Another interesting concept here. Not that the tree of knowledge itself, but the disobedience in eating it that was the problem, coupled with Adam’s lack of spiritual maturity. Hmm. I suspect this is stretching things to make a point. The underlying assumption here is that at some point, Adam would’ve been mature enough spiritually at some point to eat of it without harm. I see nothing in the text to suggest this, however.

Very interesting reading. I’ve long thought that atheists reject an evil God. (In this sense, God also is an atheist.) The trouble is, they then replace one evil god with another (scientism, materialism, hedonism etc).

As for free will, it seems to me that freedom isn’t the power to do what you want, but the power to do what is right. A rich drug addict isn’t free, even tho he can snort cocaine all day long. A person who can’t forgive his enemies is hardly free, neither is someone who can’t control his passions. A person who can’t give away all he has isn’t free. It’s paradoxical. Christ was never more free than when he was crucified. We did not violate his freedom by taking his life. Rather, he demonstrated his freedom by giving it.

Lewis argued that we are free to reject God forever. But if freedom is the power to do what is right, rejecting God would be the antithesis of freedom. It would be a contradiction to reject God freely. Rather, rejecting God would be the act of someone enslaved to sin. The damned would be bound to reject God, not free to reject him. Either God sets these captives free, or he doesn’t. This leaves us with double predestination or universalism.

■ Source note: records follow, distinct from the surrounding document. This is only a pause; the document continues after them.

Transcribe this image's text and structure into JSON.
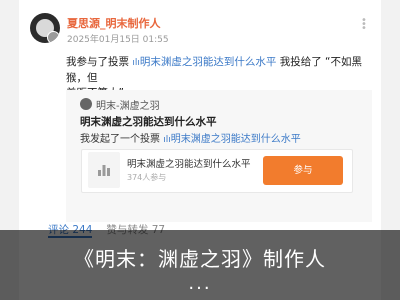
{
  "post": {
    "username": "夏思源_明末制作人",
    "date": "2025年01月15日 01:55",
    "text_prefix": "我参与了投票",
    "poll_link": "明末渊虚之羽能达到什么水平",
    "text_suffix_line1": " 我投给了 “不如黑猴，但",
    "text_line2": "差距不算大”"
  },
  "repost": {
    "author": "明末-渊虚之羽",
    "title": "明末渊虚之羽能达到什么水平",
    "text_prefix": "我发起了一个投票",
    "poll_link": "明末渊虚之羽能达到什么水平",
    "poll": {
      "title": "明末渊虚之羽能达到什么水平",
      "count": "374人参与",
      "button": "参与"
    }
  },
  "tabs": {
    "comments": "评论 244",
    "reposts": "赞与转发 77"
  },
  "caption": {
    "text": "《明末：渊虚之羽》制作人",
    "ellipsis": "..."
  },
  "colors": {
    "accent": "#f27c2d",
    "link": "#3b79c7",
    "username": "#e8673d"
  }
}
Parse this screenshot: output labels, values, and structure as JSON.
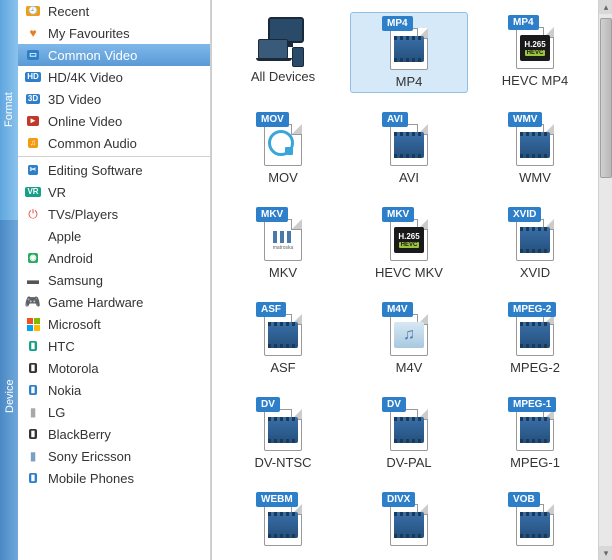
{
  "tabs": {
    "format": "Format",
    "device": "Device"
  },
  "sidebar": {
    "format_items": [
      {
        "label": "Recent",
        "icon": "clock-icon",
        "color": "bg-orange",
        "glyph": "🕘"
      },
      {
        "label": "My Favourites",
        "icon": "heart-icon",
        "color": "",
        "glyph": "♥"
      },
      {
        "label": "Common Video",
        "icon": "film-icon",
        "color": "bg-blue",
        "glyph": "▭",
        "selected": true
      },
      {
        "label": "HD/4K Video",
        "icon": "hd-icon",
        "color": "bg-blue",
        "glyph": "HD"
      },
      {
        "label": "3D Video",
        "icon": "3d-icon",
        "color": "bg-blue",
        "glyph": "3D"
      },
      {
        "label": "Online Video",
        "icon": "online-icon",
        "color": "bg-red",
        "glyph": "►"
      },
      {
        "label": "Common Audio",
        "icon": "audio-icon",
        "color": "bg-orange",
        "glyph": "♫"
      }
    ],
    "device_items": [
      {
        "label": "Editing Software",
        "icon": "scissors-icon",
        "color": "bg-blue",
        "glyph": "✂"
      },
      {
        "label": "VR",
        "icon": "vr-icon",
        "color": "bg-teal",
        "glyph": "VR"
      },
      {
        "label": "TVs/Players",
        "icon": "tv-icon",
        "color": "",
        "glyph": "⏻"
      },
      {
        "label": "Apple",
        "icon": "apple-icon",
        "color": "",
        "glyph": ""
      },
      {
        "label": "Android",
        "icon": "android-icon",
        "color": "bg-green",
        "glyph": "◉"
      },
      {
        "label": "Samsung",
        "icon": "samsung-icon",
        "color": "",
        "glyph": "▬"
      },
      {
        "label": "Game Hardware",
        "icon": "game-icon",
        "color": "",
        "glyph": "🎮"
      },
      {
        "label": "Microsoft",
        "icon": "microsoft-icon",
        "color": "",
        "glyph": "⊞"
      },
      {
        "label": "HTC",
        "icon": "htc-icon",
        "color": "bg-teal",
        "glyph": "▮"
      },
      {
        "label": "Motorola",
        "icon": "motorola-icon",
        "color": "bg-dark",
        "glyph": "▮"
      },
      {
        "label": "Nokia",
        "icon": "nokia-icon",
        "color": "bg-blue",
        "glyph": "▮"
      },
      {
        "label": "LG",
        "icon": "lg-icon",
        "color": "",
        "glyph": "▮"
      },
      {
        "label": "BlackBerry",
        "icon": "blackberry-icon",
        "color": "bg-dark",
        "glyph": "▮"
      },
      {
        "label": "Sony Ericsson",
        "icon": "sony-icon",
        "color": "",
        "glyph": "▮"
      },
      {
        "label": "Mobile Phones",
        "icon": "mobile-icon",
        "color": "bg-blue",
        "glyph": "▮"
      }
    ]
  },
  "formats": [
    {
      "label": "All Devices",
      "tag": "",
      "type": "all-devices"
    },
    {
      "label": "MP4",
      "tag": "MP4",
      "type": "film",
      "selected": true
    },
    {
      "label": "HEVC MP4",
      "tag": "MP4",
      "type": "hevc"
    },
    {
      "label": "MOV",
      "tag": "MOV",
      "type": "qt"
    },
    {
      "label": "AVI",
      "tag": "AVI",
      "type": "film"
    },
    {
      "label": "WMV",
      "tag": "WMV",
      "type": "film"
    },
    {
      "label": "MKV",
      "tag": "MKV",
      "type": "mkv"
    },
    {
      "label": "HEVC MKV",
      "tag": "MKV",
      "type": "hevc"
    },
    {
      "label": "XVID",
      "tag": "XVID",
      "type": "film"
    },
    {
      "label": "ASF",
      "tag": "ASF",
      "type": "film"
    },
    {
      "label": "M4V",
      "tag": "M4V",
      "type": "itunes"
    },
    {
      "label": "MPEG-2",
      "tag": "MPEG-2",
      "type": "film"
    },
    {
      "label": "DV-NTSC",
      "tag": "DV",
      "type": "film"
    },
    {
      "label": "DV-PAL",
      "tag": "DV",
      "type": "film"
    },
    {
      "label": "MPEG-1",
      "tag": "MPEG-1",
      "type": "film"
    },
    {
      "label": "",
      "tag": "WEBM",
      "type": "film"
    },
    {
      "label": "",
      "tag": "DIVX",
      "type": "film"
    },
    {
      "label": "",
      "tag": "VOB",
      "type": "film"
    }
  ]
}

Yeah, I forget who said it, but I remember reading someone that said that true freedom must have some limitations (ironically). That would fit right in with what you’re saying about the freedom to do what’s right.

I’m free to play chess only when I’m bound by the rules.

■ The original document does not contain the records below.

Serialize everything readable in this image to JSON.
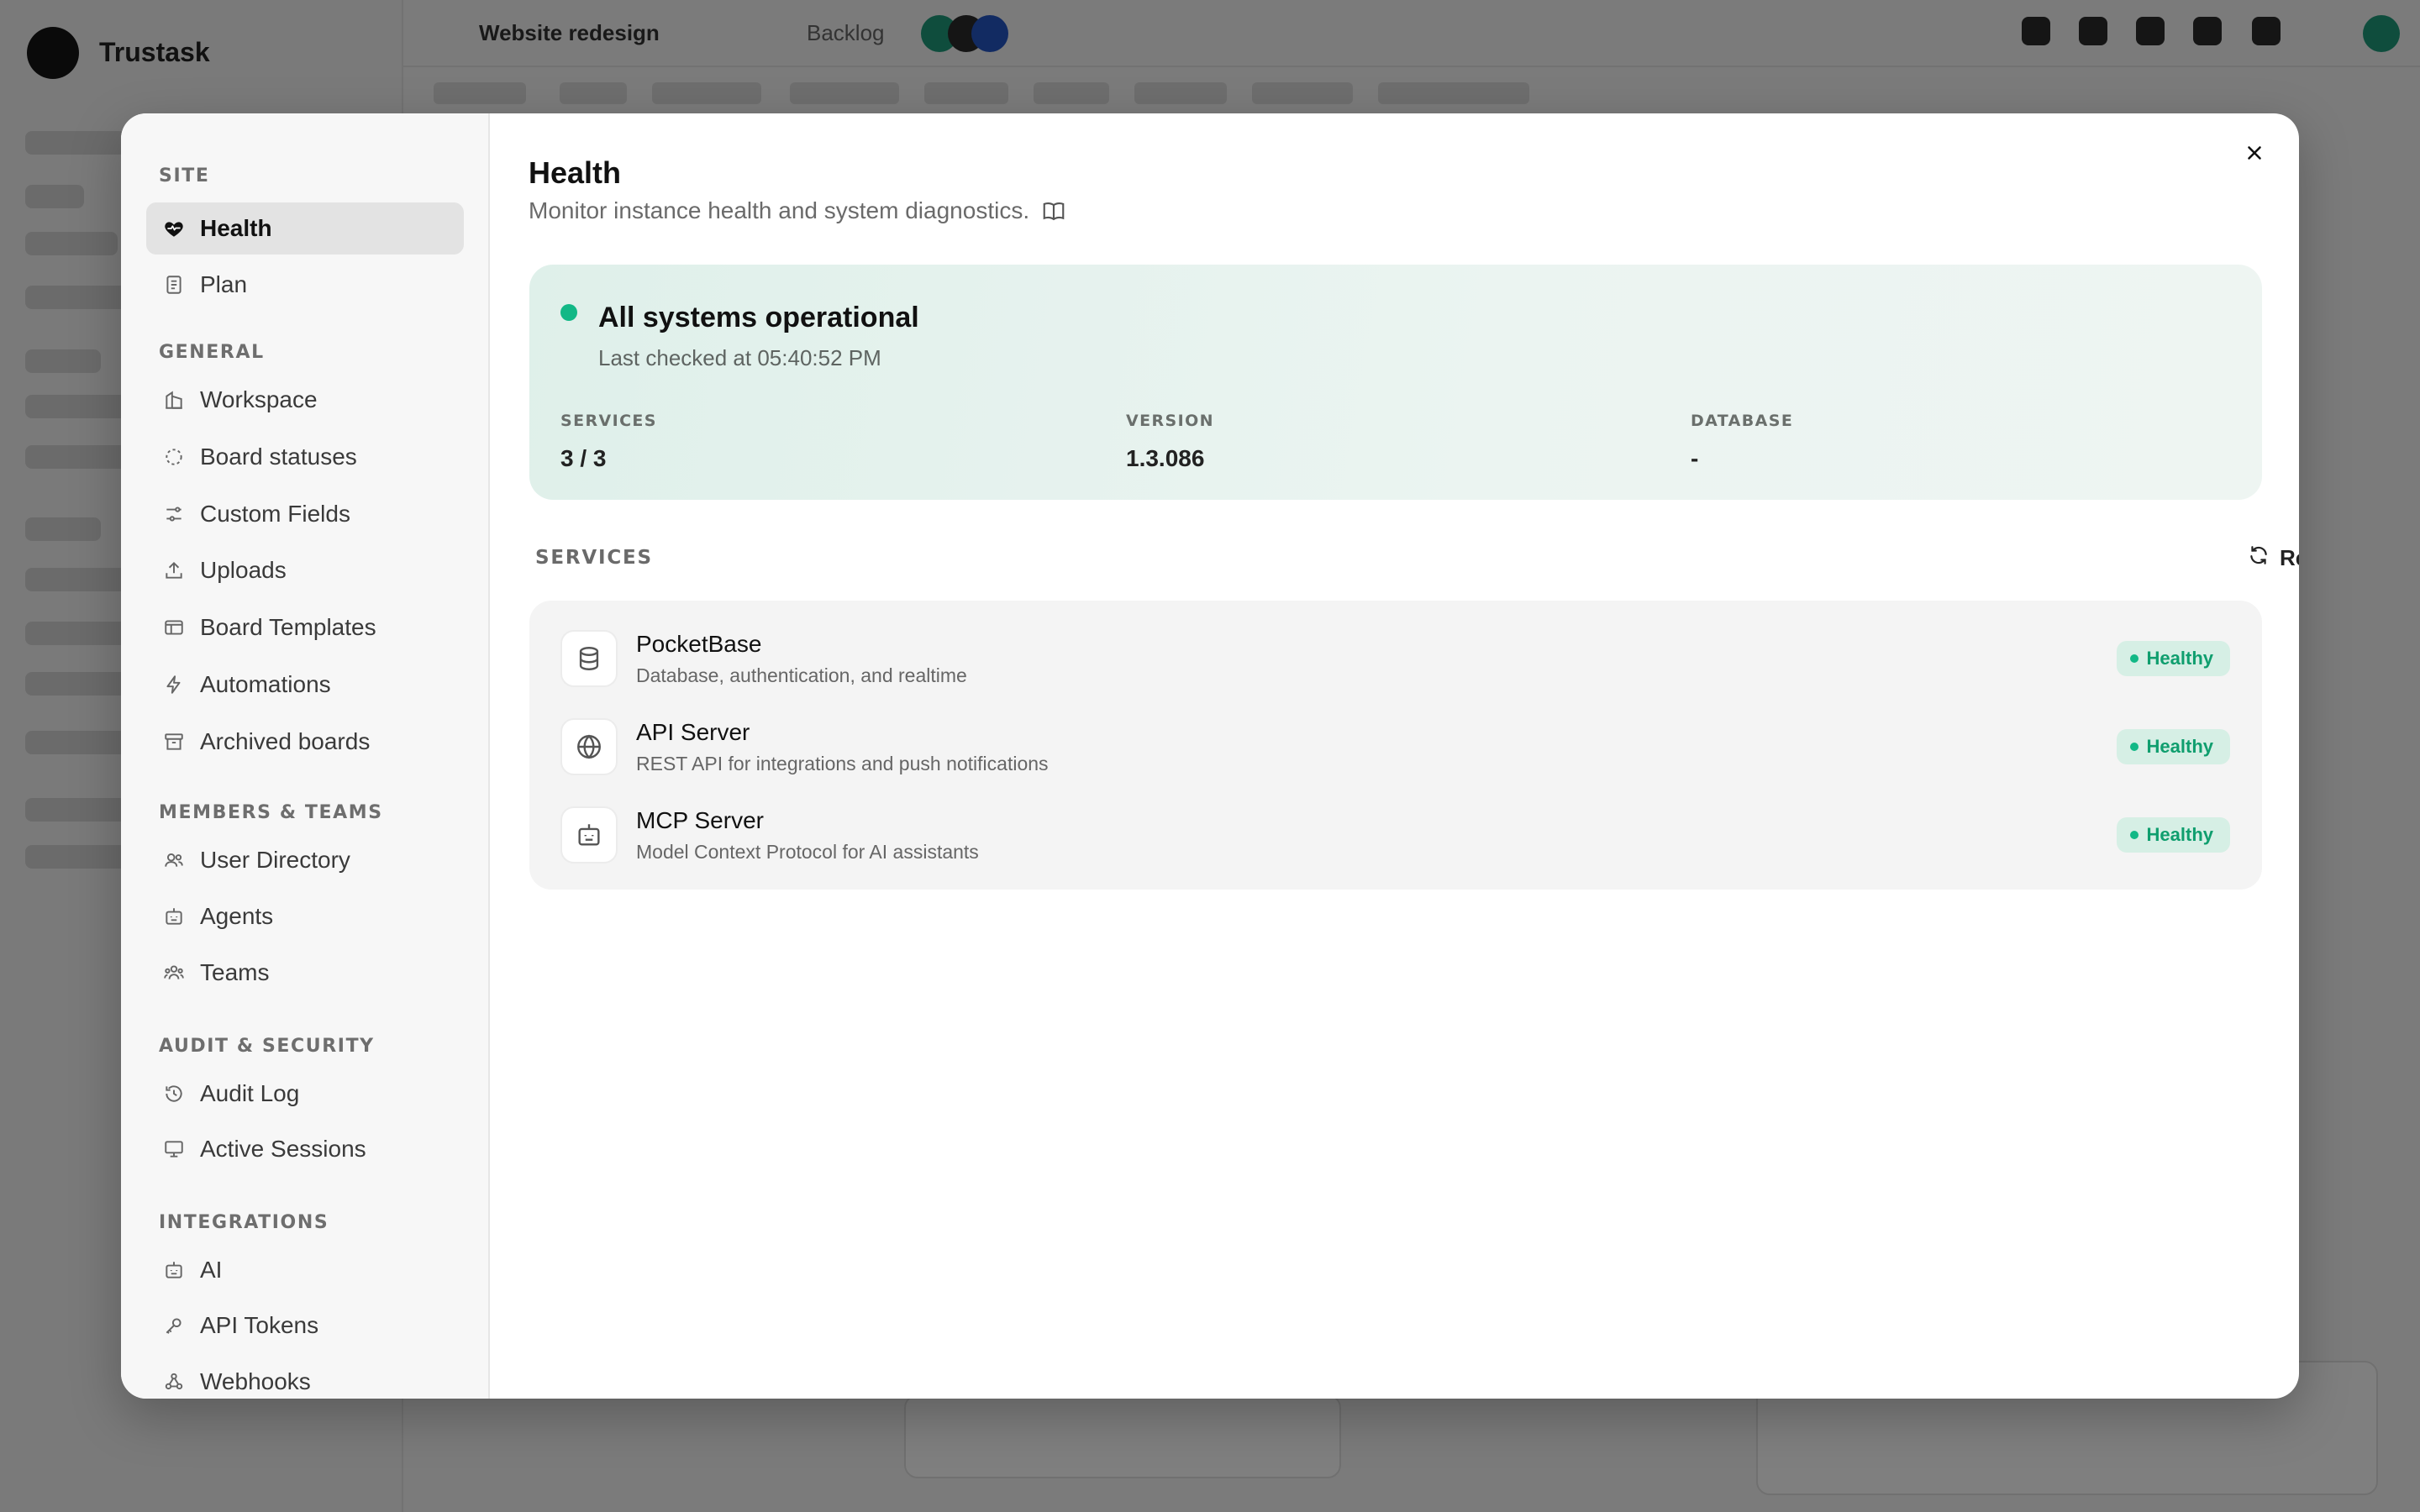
{
  "background": {
    "brand": "Trustask",
    "board_title": "Website redesign",
    "board_subtitle": "Backlog"
  },
  "nav": {
    "sections": [
      {
        "label": "SITE",
        "items": [
          {
            "label": "Health",
            "icon": "heart-icon",
            "active": true
          },
          {
            "label": "Plan",
            "icon": "receipt-icon"
          }
        ]
      },
      {
        "label": "GENERAL",
        "items": [
          {
            "label": "Workspace",
            "icon": "building-icon"
          },
          {
            "label": "Board statuses",
            "icon": "dashed-circle-icon"
          },
          {
            "label": "Custom Fields",
            "icon": "sliders-icon"
          },
          {
            "label": "Uploads",
            "icon": "upload-icon"
          },
          {
            "label": "Board Templates",
            "icon": "template-icon"
          },
          {
            "label": "Automations",
            "icon": "lightning-icon"
          },
          {
            "label": "Archived boards",
            "icon": "archive-icon"
          }
        ]
      },
      {
        "label": "MEMBERS & TEAMS",
        "items": [
          {
            "label": "User Directory",
            "icon": "users-icon"
          },
          {
            "label": "Agents",
            "icon": "robot-icon"
          },
          {
            "label": "Teams",
            "icon": "team-icon"
          }
        ]
      },
      {
        "label": "AUDIT & SECURITY",
        "items": [
          {
            "label": "Audit Log",
            "icon": "history-icon"
          },
          {
            "label": "Active Sessions",
            "icon": "monitor-icon"
          }
        ]
      },
      {
        "label": "INTEGRATIONS",
        "items": [
          {
            "label": "AI",
            "icon": "robot-icon"
          },
          {
            "label": "API Tokens",
            "icon": "key-icon"
          },
          {
            "label": "Webhooks",
            "icon": "webhook-icon"
          }
        ]
      }
    ]
  },
  "page": {
    "title": "Health",
    "description": "Monitor instance health and system diagnostics.",
    "close_label": "Close"
  },
  "status": {
    "title": "All systems operational",
    "last_checked": "Last checked at 05:40:52 PM",
    "color": "#12b886",
    "stats": [
      {
        "label": "SERVICES",
        "value": "3 / 3"
      },
      {
        "label": "VERSION",
        "value": "1.3.086"
      },
      {
        "label": "DATABASE",
        "value": "-"
      }
    ]
  },
  "services": {
    "label": "SERVICES",
    "refresh_label": "Refresh",
    "items": [
      {
        "name": "PocketBase",
        "description": "Database, authentication, and realtime",
        "status": "Healthy",
        "icon": "database-icon"
      },
      {
        "name": "API Server",
        "description": "REST API for integrations and push notifications",
        "status": "Healthy",
        "icon": "globe-icon"
      },
      {
        "name": "MCP Server",
        "description": "Model Context Protocol for AI assistants",
        "status": "Healthy",
        "icon": "robot-icon"
      }
    ]
  }
}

And speaking of chess, if I play a Grand Master I will lose every time, even though I’m free to make whatever moves I choose. In the same way, God will win, whatever the moves I choose to make in life.

Lewis put the same thing this way: “So, you want to take my rook do you? Well, I would have thought you would have more sense, but if you insist: I move thus–and thus–and it is mate in three moves.”

No one beats Deep Blue on earth; but no one beats “Big Blue” in the heavens. :mrgreen:

(Or, to borrow that wonderful declaration from the Koran, which Lewis also knew, and which I put toward the end of my novel: “The enemies of the Lord Above plot deeply and plot well. But the Lord Above plots, too–and He is the best of plotters.”)

If Muslems think God is All Merciful, and he is the best of plotters, I wonder if there is a universalist strand somewhere in their theology too.

And also ironically, it was Lewis who said that the danger is in the extremes. We have a tendency to react against something by going to its polar opposite (a trick of satan) rather than into the balanced middle. Arminian (and other freewill) theologies were probably reactions against Calvinism that went too far the other way.